Lire les webcams plutôt que deviner
Je ne fais plus confiance aux prévisions seules pour ça. La météo de Lucerne peut annoncer « nuageux, 9 degrés » pendant que le sommet, deux kilomètres plus haut, connaît un vrai épisode neigeux, et l’inverse arrive aussi : des prévisions qui semblent dramatiques en ville se révèlent souvent n’être qu’un léger saupoudrage sans intérêt une fois qu’on regarde vraiment. Je vérifie donc les pages webcam des exploitants avant de décider quoi que ce soit, généralement deux ou trois angles plutôt qu’un seul, car une seule caméra peut se trouver dans le nuage pendant que le sommet au-dessus est clair et lumineux.
La page destination du Pilatus et la page destination du Rigi renvoient toutes deux vers les caméras en direct actuelles, et je considère les vues de la station sommitale et de la station intermédiaire comme plus fiables que celle du fond de vallée, qui montre surtout s’il pleut à Kriens ou à Vitznau, pas s’il neige plus haut. Si je vois de la neige fraîche posée sur les rambardes et les bancs plutôt qu’en train de fondre en tombant, c’est le moment où je commence à réorganiser ma journée.
Le jour où j’improvise vraiment
Voici en gros ce que je fais une fois que j’ai confirmé qu’il y a de la vraie neige là-haut et que ça vaut le déplacement.
S’il s’agit du Pilatus et que le chemin de fer à crémaillère fonctionne encore (il circule depuis Alpnachstad seulement entre environ mai et la mi ou fin novembre, selon la date à laquelle la première grosse chute de neige de l’année le ferme plus tôt), je prends le train jusqu’à Alpnachstad et monte par le chemin de fer à crémaillère le plus raide du monde, avec une pente de 48 % près du sommet. S’il a déjà fermé pour la saison, la télécabine et le téléphérique de Kriens fonctionnent toute l’année et permettent de monter tout aussi haut, seulement depuis l’autre versant de la montagne.
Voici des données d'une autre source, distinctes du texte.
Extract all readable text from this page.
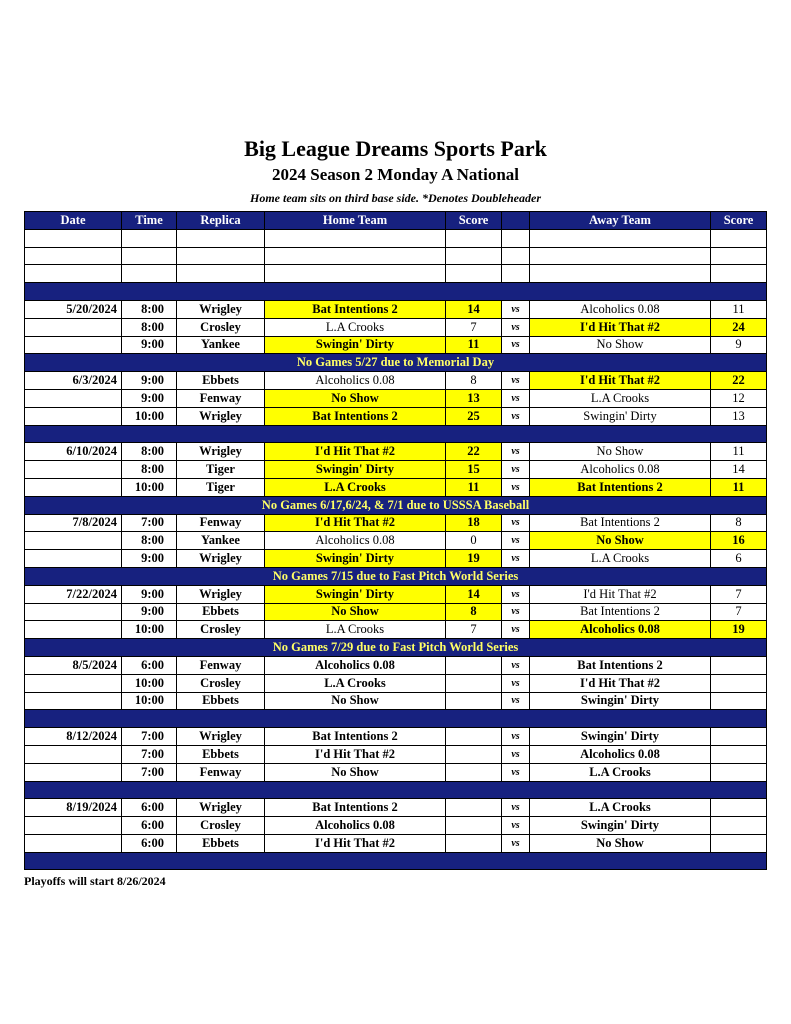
Big League Dreams Sports Park
2024 Season 2 Monday A National
Home team sits on third base side. *Denotes Doubleheader
Date	Time	Replica	Home Team	Score		Away Team	Score

5/20/2024	8:00	Wrigley	Bat Intentions 2	14	vs	Alcoholics 0.08	11
	8:00	Crosley	L.A Crooks	7	vs	I'd Hit That #2	24
	9:00	Yankee	Swingin' Dirty	11	vs	No Show	9
No Games 5/27 due to Memorial Day							
6/3/2024	9:00	Ebbets	Alcoholics 0.08	8	vs	I'd Hit That #2	22
	9:00	Fenway	No Show	13	vs	L.A Crooks	12
	10:00	Wrigley	Bat Intentions 2	25	vs	Swingin' Dirty	13

6/10/2024	8:00	Wrigley	I'd Hit That #2	22	vs	No Show	11
	8:00	Tiger	Swingin' Dirty	15	vs	Alcoholics 0.08	14
	10:00	Tiger	L.A Crooks	11	vs	Bat Intentions 2	11
No Games 6/17,6/24, & 7/1 due to USSSA Baseball							
7/8/2024	7:00	Fenway	I'd Hit That #2	18	vs	Bat Intentions 2	8
	8:00	Yankee	Alcoholics 0.08	0	vs	No Show	16
	9:00	Wrigley	Swingin' Dirty	19	vs	L.A Crooks	6
No Games 7/15 due to Fast Pitch World Series							
7/22/2024	9:00	Wrigley	Swingin' Dirty	14	vs	I'd Hit That #2	7
	9:00	Ebbets	No Show	8	vs	Bat Intentions 2	7
	10:00	Crosley	L.A Crooks	7	vs	Alcoholics 0.08	19
No Games 7/29 due to Fast Pitch World Series							
8/5/2024	6:00	Fenway	Alcoholics 0.08		vs	Bat Intentions 2	
	10:00	Crosley	L.A Crooks		vs	I'd Hit That #2	
	10:00	Ebbets	No Show		vs	Swingin' Dirty	

8/12/2024	7:00	Wrigley	Bat Intentions 2		vs	Swingin' Dirty	
	7:00	Ebbets	I'd Hit That #2		vs	Alcoholics 0.08	
	7:00	Fenway	No Show		vs	L.A Crooks	

8/19/2024	6:00	Wrigley	Bat Intentions 2		vs	L.A Crooks	
	6:00	Crosley	Alcoholics 0.08		vs	Swingin' Dirty	
	6:00	Ebbets	I'd Hit That #2		vs	No Show	

Playoffs will start 8/26/2024
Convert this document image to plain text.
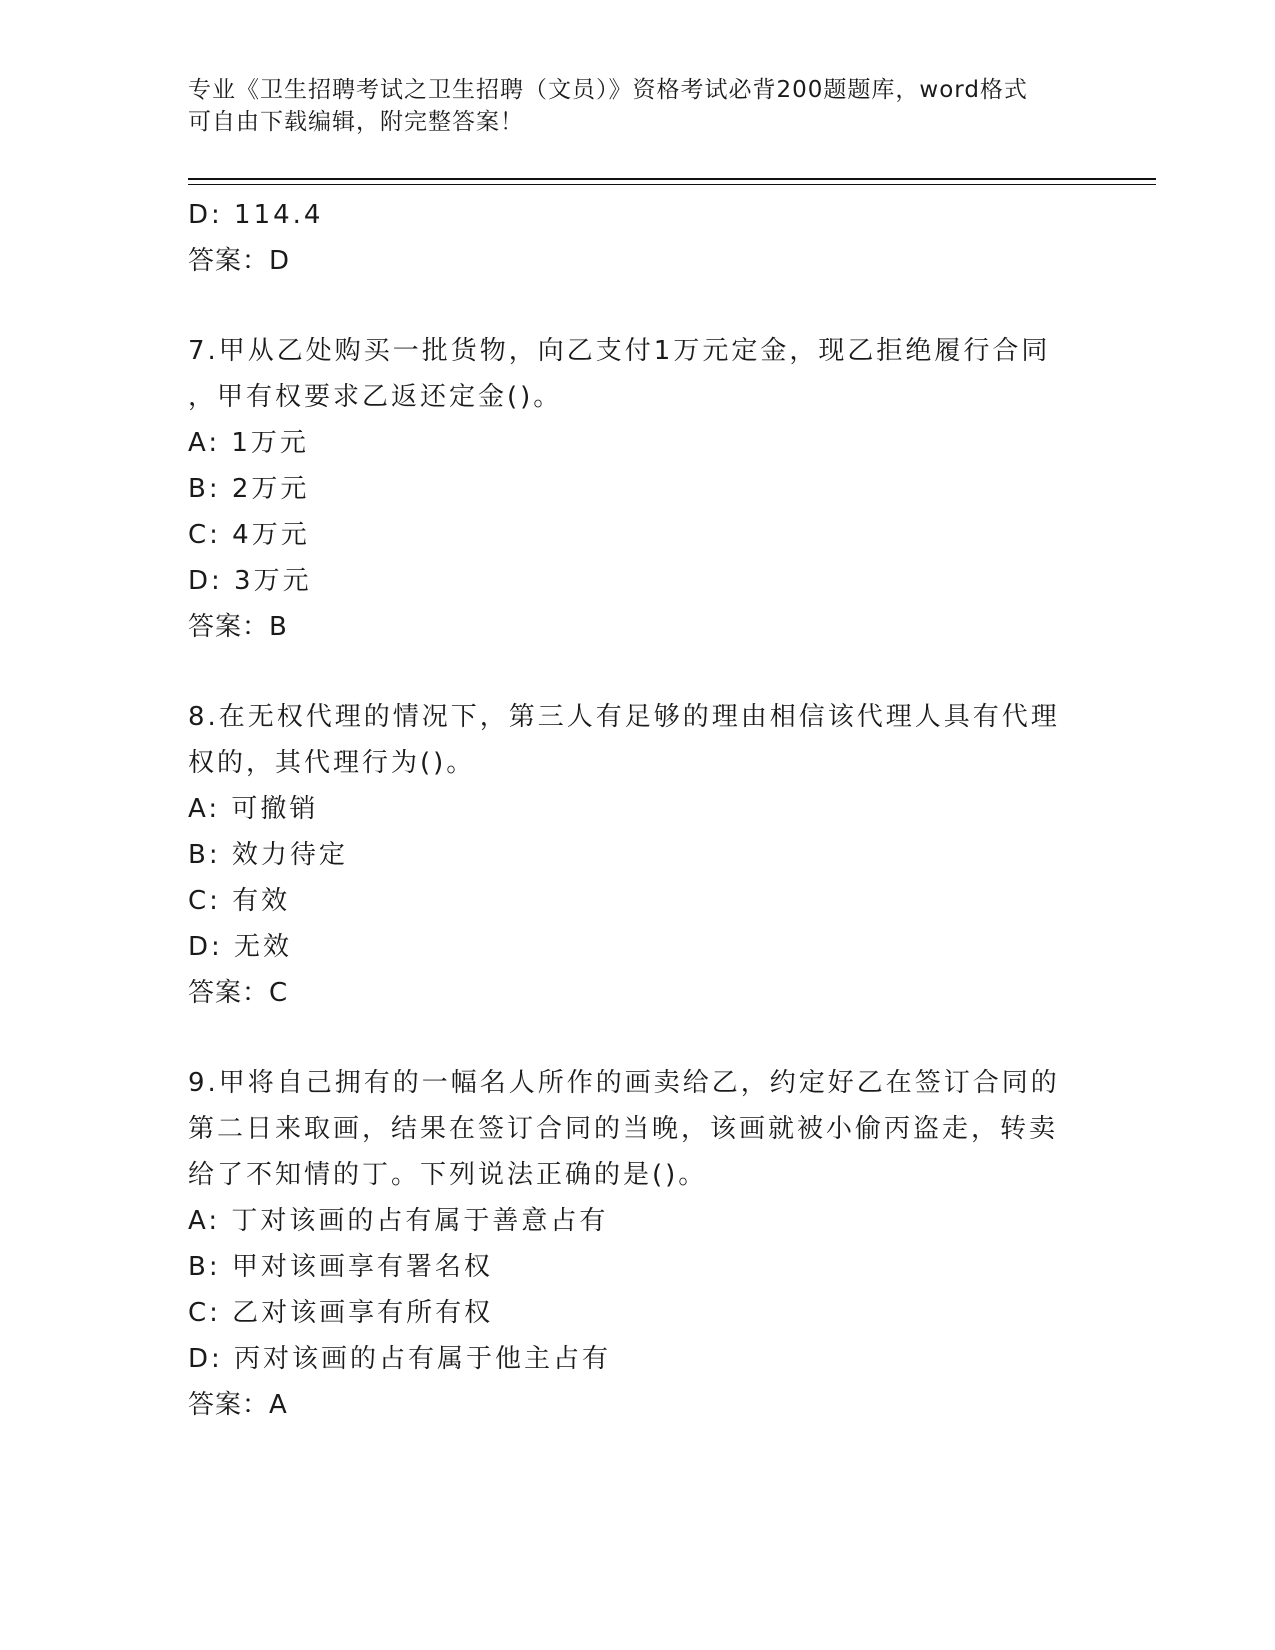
专业《卫生招聘考试之卫生招聘（文员）》资格考试必背200题题库，word格式
可自由下载编辑，附完整答案！
D: 114.4
答案：D
7.甲从乙处购买一批货物，向乙支付1万元定金，现乙拒绝履行合同
，甲有权要求乙返还定金()。
A: 1万元
B: 2万元
C: 4万元
D: 3万元
答案：B
8.在无权代理的情况下，第三人有足够的理由相信该代理人具有代理
权的，其代理行为()。
A: 可撤销
B: 效力待定
C: 有效
D: 无效
答案：C
9.甲将自己拥有的一幅名人所作的画卖给乙，约定好乙在签订合同的
第二日来取画，结果在签订合同的当晚，该画就被小偷丙盗走，转卖
给了不知情的丁。下列说法正确的是()。
A: 丁对该画的占有属于善意占有
B: 甲对该画享有署名权
C: 乙对该画享有所有权
D: 丙对该画的占有属于他主占有
答案：A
S’il s’agit du Rigi, je prends le bateau depuis le Bahnhofquai jusqu’à Vitznau quand les bateaux à aubes ou les bateaux réguliers naviguent encore, puis le train à crémaillère depuis là, ou je fais le détour par Arth-Goldau pour prendre la même ligne depuis le versant opposé. Le téléphérique de Weggis est une troisième option, la plus rapide si je m’y suis pris tard dans la matinée. Le guide du Rigi et le guide du Pilatus couvrent tous deux les horaires actuels et l’ordre dans lequel les stations ferment quand la saison tourne.
Une chose à savoir avant de consacrer une journée entière à cela : les deux montagnes ferment leurs lignes à crémaillère pour maintenance programmée au printemps et de nouveau en automne, et cette période chevauche parfois exactement la semaine où tombe la première neige. Vérifier la page de statut actuelle de l’exploitant, pas seulement les dates de l’an dernier, m’a évité plus d’une fois un trajet gâché jusqu’à une station fermée.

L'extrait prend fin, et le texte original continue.